O presidente da Febraban Isaac Sidney tentou justificar a declaração do economista da entidade patronal afirmando que “parte da composição do risco é resultado da maior demanda das grandes empresas no início da crise, cujos desembolsos subiram de 5 a 10 vezes em função das perdas na Bolsa de Valores”.

“Os bancos continuam monitorando o risco de crédito e de inadimplência. Há um esforço para que pessoas físicas e pequenas e médias empresas tenham as taxas de juros mantidas nas negociações e nas novas concessões de empréstimos”, acrescentou, deixando claro que de fato há a intenção das instituições financeiras de elevar ainda mais os juros no Brasil.

Pessoas físicas e empresas relatam dificuldade de acesso ao crédito nos últimos dias, mesmo com o reforço que os bancos receberam do Governo Bolsonaro, através do Banco Central, a generosa ajuda de mais de R$1,2 trilhão, que representa em torno de 16,7% do Produto Interno Bruto (PIB) brasileiro. O volumoso dinheiro para o sistema financeiro não vem acompanhado de nenhuma contrapartida social, crédito mais barato para trabalhadores e micro e pequenas empresas ou de socorro para a população mais vulnerável. Segundo palavras do próprio presidente do BC, Roberto Campos Neto, ex-executivo do Banco Bozzano Simonsen, o objetivo do repasse é “dar mais liquidez aos bancos”.

A serviço da especulação

Vinícius de Assumpção criticou ainda o fato de os dirigentes da Febraban omitirem os gordos repasses e ajudas que o governo federal deu aos bancos, antes de qualquer medida para socorrer os mais pobres, pequenos empreendedores, trabalhadores informais e desempregados.

“O cartel do sistema financeiro está pensando exclusivamente nele mesmo porque querem continuar acumulando bilhões diante de uma economia que já estava em frangalhos antes do coronavírus. O ministro Paulo Guedes repassou R$1,2 trilhão ao setor mais lucrativo do país e tomou outra medida vergonhosa, ao permitir que o BC compre papeis podres para evitar possíveis prejuízos aos banqueiros e especuladores, isentando ainda os tecnocratas que vão autorizar essas operações de qualquer responsabilidade perante as leis e o país”, critica.  

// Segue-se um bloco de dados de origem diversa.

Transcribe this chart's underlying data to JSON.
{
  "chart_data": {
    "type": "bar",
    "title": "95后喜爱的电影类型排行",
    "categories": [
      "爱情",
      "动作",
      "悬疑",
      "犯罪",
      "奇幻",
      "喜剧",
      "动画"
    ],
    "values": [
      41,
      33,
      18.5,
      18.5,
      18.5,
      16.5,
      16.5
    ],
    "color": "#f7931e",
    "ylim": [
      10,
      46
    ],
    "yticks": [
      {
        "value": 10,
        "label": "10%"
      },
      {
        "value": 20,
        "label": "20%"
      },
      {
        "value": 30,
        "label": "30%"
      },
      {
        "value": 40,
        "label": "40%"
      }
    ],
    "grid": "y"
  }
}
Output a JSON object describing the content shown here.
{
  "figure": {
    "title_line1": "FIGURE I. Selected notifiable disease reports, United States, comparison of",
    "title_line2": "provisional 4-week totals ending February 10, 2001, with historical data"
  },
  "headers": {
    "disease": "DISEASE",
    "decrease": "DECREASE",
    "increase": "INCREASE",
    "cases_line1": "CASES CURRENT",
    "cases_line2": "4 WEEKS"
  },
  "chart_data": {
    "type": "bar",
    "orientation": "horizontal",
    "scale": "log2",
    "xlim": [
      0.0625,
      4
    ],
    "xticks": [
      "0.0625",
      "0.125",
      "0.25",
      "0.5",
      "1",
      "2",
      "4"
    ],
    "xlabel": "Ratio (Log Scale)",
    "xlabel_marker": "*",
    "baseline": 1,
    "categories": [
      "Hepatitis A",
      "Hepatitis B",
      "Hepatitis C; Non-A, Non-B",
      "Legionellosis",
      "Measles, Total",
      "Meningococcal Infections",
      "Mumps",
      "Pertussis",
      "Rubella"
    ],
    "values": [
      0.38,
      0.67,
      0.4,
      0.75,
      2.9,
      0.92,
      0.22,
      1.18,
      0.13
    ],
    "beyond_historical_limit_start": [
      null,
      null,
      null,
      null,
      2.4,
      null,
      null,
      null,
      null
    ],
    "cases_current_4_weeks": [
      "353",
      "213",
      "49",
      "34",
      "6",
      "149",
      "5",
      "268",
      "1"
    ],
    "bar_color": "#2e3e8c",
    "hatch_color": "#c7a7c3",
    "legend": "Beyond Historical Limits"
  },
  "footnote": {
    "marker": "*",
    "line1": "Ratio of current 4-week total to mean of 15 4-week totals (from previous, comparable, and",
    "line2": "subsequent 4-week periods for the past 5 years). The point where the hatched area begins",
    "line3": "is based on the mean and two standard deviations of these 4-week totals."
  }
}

A permissão para que o BC faça esses investimentos está sendo debatida pelo Congresso Nacional dentro da Proposta de Emenda Constitucional (PEC) do chamado "orçamento de guerra", que cria um “orçamento paralelo”, com recursos exclusivos e a justificativa de que a medida é para o enfrentamento da crise gerada pela pandemia do novo coronavírus. Mas, em outras palavras, o governo blinda os bancos dos riscos de perdas em operações especulativas e de títulos podres e os prejuízos vão ficar a cargo do dinheiro público.

“O Banco Central é transformado em agente independente do mercado especulativo e toda a conta será paga pelo Tesouro Nacional. Os bancos se livram dos papéis podres e recebem títulos da dívida pública brasileira, que pagam os maiores juros do mundo. Um verdadeiro prostíbulo financeiro”, conclui Vinícius.